Lacy did not, however, interview Spielberg’s wife Kate Capshaw or any of their children for the bio. “She did not want to do an interview for the film; they are very private in terms of their family life,” Lacy explained. “I made the decision not to interview the children,” though she did interview Spielberg’s sister and parents because “they were there at the birth of him becoming a filmmaker.”
Spielberg does not delve into his personal life much, she said, though he does discuss the impact his parents’ divorce had on him and how it informed E.T., for instance.
Lacy also did not dwell on how long it took the the Motion Picture Academy to recognize Spielberg with a Best Picture Oscar. She said she felt the statement about his winning it for the first time with Schindler’s List, after having made six of the top-grossing movies of all time, made the point.

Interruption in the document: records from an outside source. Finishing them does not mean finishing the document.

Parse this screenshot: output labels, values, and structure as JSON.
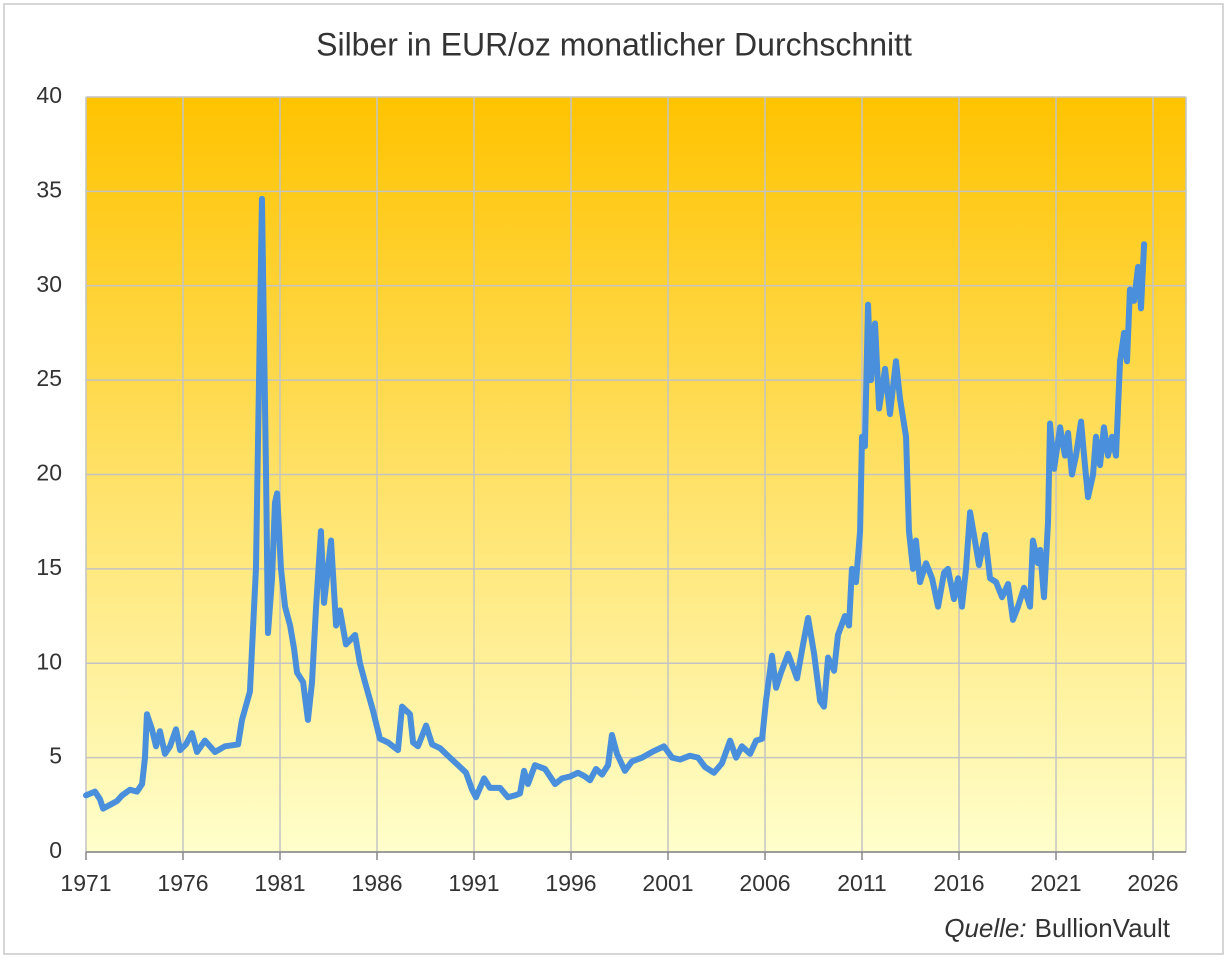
{
  "chart_data": {
    "type": "line",
    "title": "Silber in EUR/oz monatlicher Durchschnitt",
    "source_label": "Quelle:",
    "source": "BullionVault",
    "color": "#4a8fdc",
    "background_top": "#ffc300",
    "background_bottom": "#ffffcc",
    "grid": true,
    "xlim": [
      1971,
      2027.7
    ],
    "xticks": [
      1971,
      1976,
      1981,
      1986,
      1991,
      1996,
      2001,
      2006,
      2011,
      2016,
      2021,
      2026
    ],
    "ylim": [
      0,
      40
    ],
    "yticks": [
      0,
      5,
      10,
      15,
      20,
      25,
      30,
      35,
      40
    ],
    "x": [
      1971.0,
      1971.46,
      1971.72,
      1971.88,
      1972.24,
      1972.6,
      1972.86,
      1973.27,
      1973.63,
      1973.89,
      1974.04,
      1974.14,
      1974.4,
      1974.61,
      1974.81,
      1975.07,
      1975.33,
      1975.64,
      1975.85,
      1976.15,
      1976.46,
      1976.72,
      1977.13,
      1977.65,
      1978.16,
      1978.84,
      1979.04,
      1979.45,
      1979.76,
      1980.07,
      1980.28,
      1980.38,
      1980.59,
      1980.74,
      1980.85,
      1981.05,
      1981.26,
      1981.52,
      1981.72,
      1981.88,
      1982.19,
      1982.44,
      1982.65,
      1982.86,
      1983.11,
      1983.27,
      1983.63,
      1983.89,
      1984.09,
      1984.4,
      1984.87,
      1985.12,
      1985.38,
      1985.79,
      1986.15,
      1986.57,
      1987.08,
      1987.29,
      1987.7,
      1987.86,
      1988.11,
      1988.53,
      1988.84,
      1989.25,
      1989.76,
      1990.18,
      1990.59,
      1990.9,
      1991.1,
      1991.52,
      1991.82,
      1992.34,
      1992.75,
      1993.11,
      1993.37,
      1993.58,
      1993.78,
      1994.14,
      1994.66,
      1995.18,
      1995.54,
      1995.95,
      1996.36,
      1996.72,
      1996.98,
      1997.29,
      1997.6,
      1997.91,
      1998.11,
      1998.37,
      1998.78,
      1999.14,
      1999.66,
      2000.18,
      2000.79,
      2001.21,
      2001.62,
      2002.13,
      2002.55,
      2002.91,
      2003.37,
      2003.78,
      2004.2,
      2004.51,
      2004.81,
      2005.23,
      2005.54,
      2005.85,
      2006.05,
      2006.36,
      2006.57,
      2006.82,
      2007.19,
      2007.65,
      2007.96,
      2008.22,
      2008.53,
      2008.84,
      2009.04,
      2009.25,
      2009.56,
      2009.76,
      2010.12,
      2010.33,
      2010.48,
      2010.69,
      2010.9,
      2011.0,
      2011.15,
      2011.31,
      2011.46,
      2011.67,
      2011.88,
      2012.19,
      2012.44,
      2012.75,
      2012.96,
      2013.27,
      2013.42,
      2013.63,
      2013.78,
      2013.99,
      2014.3,
      2014.61,
      2014.92,
      2015.23,
      2015.43,
      2015.74,
      2015.95,
      2016.15,
      2016.36,
      2016.57,
      2016.82,
      2017.03,
      2017.34,
      2017.6,
      2017.91,
      2018.22,
      2018.53,
      2018.78,
      2019.04,
      2019.35,
      2019.66,
      2019.81,
      2020.07,
      2020.18,
      2020.38,
      2020.59,
      2020.69,
      2020.9,
      2021.21,
      2021.46,
      2021.62,
      2021.82,
      2022.03,
      2022.29,
      2022.49,
      2022.65,
      2022.91,
      2023.06,
      2023.27,
      2023.47,
      2023.68,
      2023.89,
      2024.09,
      2024.3,
      2024.51,
      2024.66,
      2024.81,
      2025.02,
      2025.23,
      2025.38,
      2025.54
    ],
    "values": [
      3.0,
      3.2,
      2.8,
      2.3,
      2.5,
      2.7,
      3.0,
      3.3,
      3.2,
      3.6,
      5.0,
      7.3,
      6.5,
      5.6,
      6.4,
      5.2,
      5.6,
      6.5,
      5.4,
      5.7,
      6.3,
      5.3,
      5.9,
      5.3,
      5.6,
      5.7,
      7.0,
      8.5,
      15.0,
      34.6,
      20.0,
      11.6,
      14.5,
      18.5,
      19.0,
      15.0,
      13.0,
      12.0,
      10.8,
      9.5,
      9.0,
      7.0,
      9.0,
      13.0,
      17.0,
      13.2,
      16.5,
      12.0,
      12.8,
      11.0,
      11.5,
      10.0,
      9.0,
      7.5,
      6.0,
      5.8,
      5.4,
      7.7,
      7.3,
      5.8,
      5.6,
      6.7,
      5.7,
      5.5,
      5.0,
      4.6,
      4.2,
      3.3,
      2.9,
      3.9,
      3.4,
      3.4,
      2.9,
      3.0,
      3.1,
      4.3,
      3.6,
      4.6,
      4.4,
      3.6,
      3.9,
      4.0,
      4.2,
      4.0,
      3.8,
      4.4,
      4.1,
      4.6,
      6.2,
      5.2,
      4.3,
      4.8,
      5.0,
      5.3,
      5.6,
      5.0,
      4.9,
      5.1,
      5.0,
      4.5,
      4.2,
      4.7,
      5.9,
      5.0,
      5.6,
      5.2,
      5.9,
      6.0,
      8.0,
      10.4,
      8.7,
      9.5,
      10.5,
      9.2,
      11.0,
      12.4,
      10.5,
      8.0,
      7.7,
      10.3,
      9.6,
      11.5,
      12.5,
      12.0,
      15.0,
      14.3,
      17.0,
      22.0,
      21.5,
      29.0,
      25.0,
      28.0,
      23.5,
      25.6,
      23.2,
      26.0,
      24.0,
      22.0,
      17.0,
      15.0,
      16.5,
      14.3,
      15.3,
      14.5,
      13.0,
      14.8,
      15.0,
      13.4,
      14.5,
      13.0,
      15.0,
      18.0,
      16.5,
      15.2,
      16.8,
      14.5,
      14.3,
      13.5,
      14.2,
      12.3,
      13.0,
      14.0,
      13.0,
      16.5,
      15.3,
      16.0,
      13.5,
      17.5,
      22.7,
      20.3,
      22.5,
      21.0,
      22.2,
      20.0,
      21.0,
      22.8,
      20.5,
      18.8,
      20.0,
      22.0,
      20.5,
      22.5,
      21.0,
      22.0,
      21.0,
      26.0,
      27.5,
      26.0,
      29.8,
      29.2,
      31.0,
      28.8,
      32.2
    ]
  }
}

She also did not delve into Spielberg’s involvement with DreamWorks or his work in TV, focusing purely on his directing of movies.
“He is a populist and an artist,” she described. “He’s an incredibly personal filmmaker.”
Lacy added: “For the most commercial filmmaker in history, I do not think box office has ever been what has driven him. What’s driven him is what interests him and what he thinks is important to say.”
The decision to make a 3 1/2-hour black-and-white movie about the Holocaust, she said as a for instance, “did not come out of focus groups. It could have been a huge flop.”
Spielberg explores the directors’ thoughts on Jaws, E.T. The Extra-Terrestrial, Raiders of the Lost Ark, The Color Purple, Schindler’s List, Jurassic Park and Saving Private Ryan. One TV critic at the session noted that the doc does not discuss at any length those of his movies that were not as successful.
“If it isn’t in the film doesn’t mean we did not talk about it,” she countered. “It means I had a 2 1/2 hours.”
Lacy previously helmed PBS’ American Masters for three decades; TV critics wondered what it was like for her to work with HBO’s documentary chief Sheila Nevins. Lacy called it “nothing but pleasure for me.”
“We kiss every morning and hug every night,” joked Nevins.